The new avatar of Libra is Diem
• Diem Association brings forth a single stablecoin linked to the U.S. Dollar in 2021.
• Nonprofit, Swiss-based The Diem Association will oversee Diem’s development
• Major changes enforced to allay fears of financial institutions.
The CNBC reports that Facebook-backed Diem aims to launch a digital currency pilot later this year. Formerly known as Libra, The Diem has undergone a complete changeover and today is bound to get greater acceptance than the opposition in its earlier form.
When Facebook backed its version of digital currency Libra, it faces stiff opposition from significant regulators worldwide. One of the reasons was the concept of cryptocurrency was in its infancy, and not much was known about it. Today much water has flown, and opposition has changed into evolving to the latest concept of finance.
The CNBC reports that the Diem Association is to bring forth a single stablecoin that will be linked to the U.S. Dollar in 2021. However, unlike the Libra, Diem will be completely different. Facebook has learned its lesson well.
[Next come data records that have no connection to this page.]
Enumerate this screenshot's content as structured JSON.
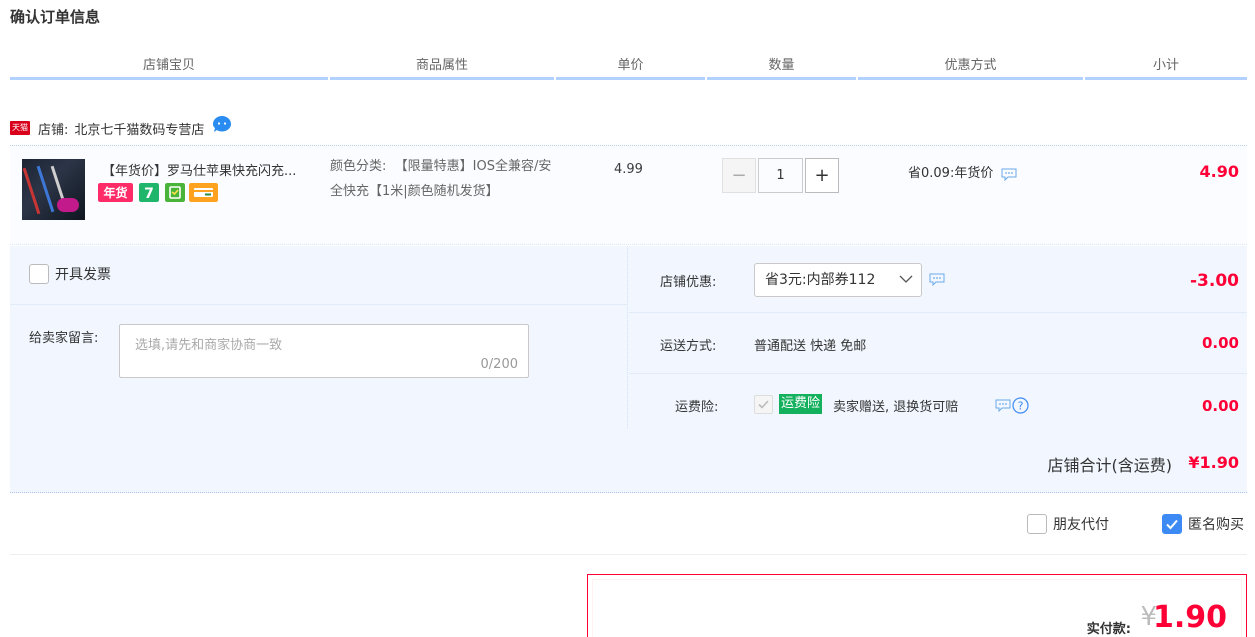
{
  "page_title": "确认订单信息",
  "columns": [
    "店铺宝贝",
    "商品属性",
    "单价",
    "数量",
    "优惠方式",
    "小计"
  ],
  "shop": {
    "badge": "天猫",
    "label": "店铺:",
    "name": "北京七千猫数码专营店",
    "chat_icon": "wangwang-chat-icon"
  },
  "item": {
    "title": "【年货价】罗马仕苹果快充闪充...",
    "attr_label": "颜色分类:",
    "attr_value": "【限量特惠】IOS全兼容/安全快充【1米|颜色随机发货】",
    "unit_price": "4.99",
    "qty_minus": "−",
    "qty": "1",
    "qty_plus": "+",
    "promo": "省0.09:年货价",
    "subtotal": "4.90",
    "badge_icons": [
      "new-year-goods-icon",
      "seven-day-return-icon",
      "tmall-guarantee-icon",
      "card-pay-icon"
    ]
  },
  "extras": {
    "invoice_label": "开具发票",
    "message_label": "给卖家留言:",
    "message_placeholder": "选填,请先和商家协商一致",
    "message_count": "0/200"
  },
  "shop_discount": {
    "label": "店铺优惠:",
    "selected": "省3元:内部券112",
    "value": "-3.00"
  },
  "shipping": {
    "label": "运送方式:",
    "method": "普通配送 快递 免邮",
    "value": "0.00"
  },
  "insurance": {
    "label": "运费险:",
    "tag": "运费险",
    "text": "卖家赠送, 退换货可赔",
    "value": "0.00"
  },
  "shop_total": {
    "label": "店铺合计(含运费)",
    "value": "¥1.90"
  },
  "options": {
    "friend_pay": "朋友代付",
    "anonymous": "匿名购买"
  },
  "payment": {
    "label": "实付款:",
    "currency": "¥",
    "amount": "1.90"
  },
  "colors": {
    "accent_red": "#ff0036",
    "header_bar": "#b2d1ff",
    "panel_bg": "#f2f7ff",
    "checkbox_blue": "#3d8af5",
    "insurance_green": "#13b05d"
  }
}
Unlike in 2019, when it promoted Libra and proposed to tie it to several currencies like the Dollar and Euro, this time, it is launching
multiple “stablecoins” linked to different government-backed currencies, as well as one multi-currency coin.
Stablecoin pilot project
Nonprofit, Swiss-based The Diem Association will oversee diem’s development. The Diem will be a single stable coin and linked to the U.S. Dollar. CNBC quoting an anonymous source revealed that the details are still under wraps, but some elements are evident. The transactions will be mainly between individual consumers. Additionally, an option for users to buy goods and purchases could also be there the person added.
Facebook’s broad reach gives jitters to the central bank.
CNBC quoted Michael Casey, the chief content officer of the cryptocurrency publication CoinDesk. A former financial journalist said that the way Libra faded out of the public domain is quite striking. With 2.8 billion monthly active users gave jitters to central bankers and politicians who feared it could threaten financial stability. Many analysts like Cassey still feel that Diem posed a threat to the dominance of the U.S. dollar. However, there are backers for the Diem like Ran Goldi, CEO of First Digital Assets Group, which builds a framework to allow traders to accept Diem as a payment method.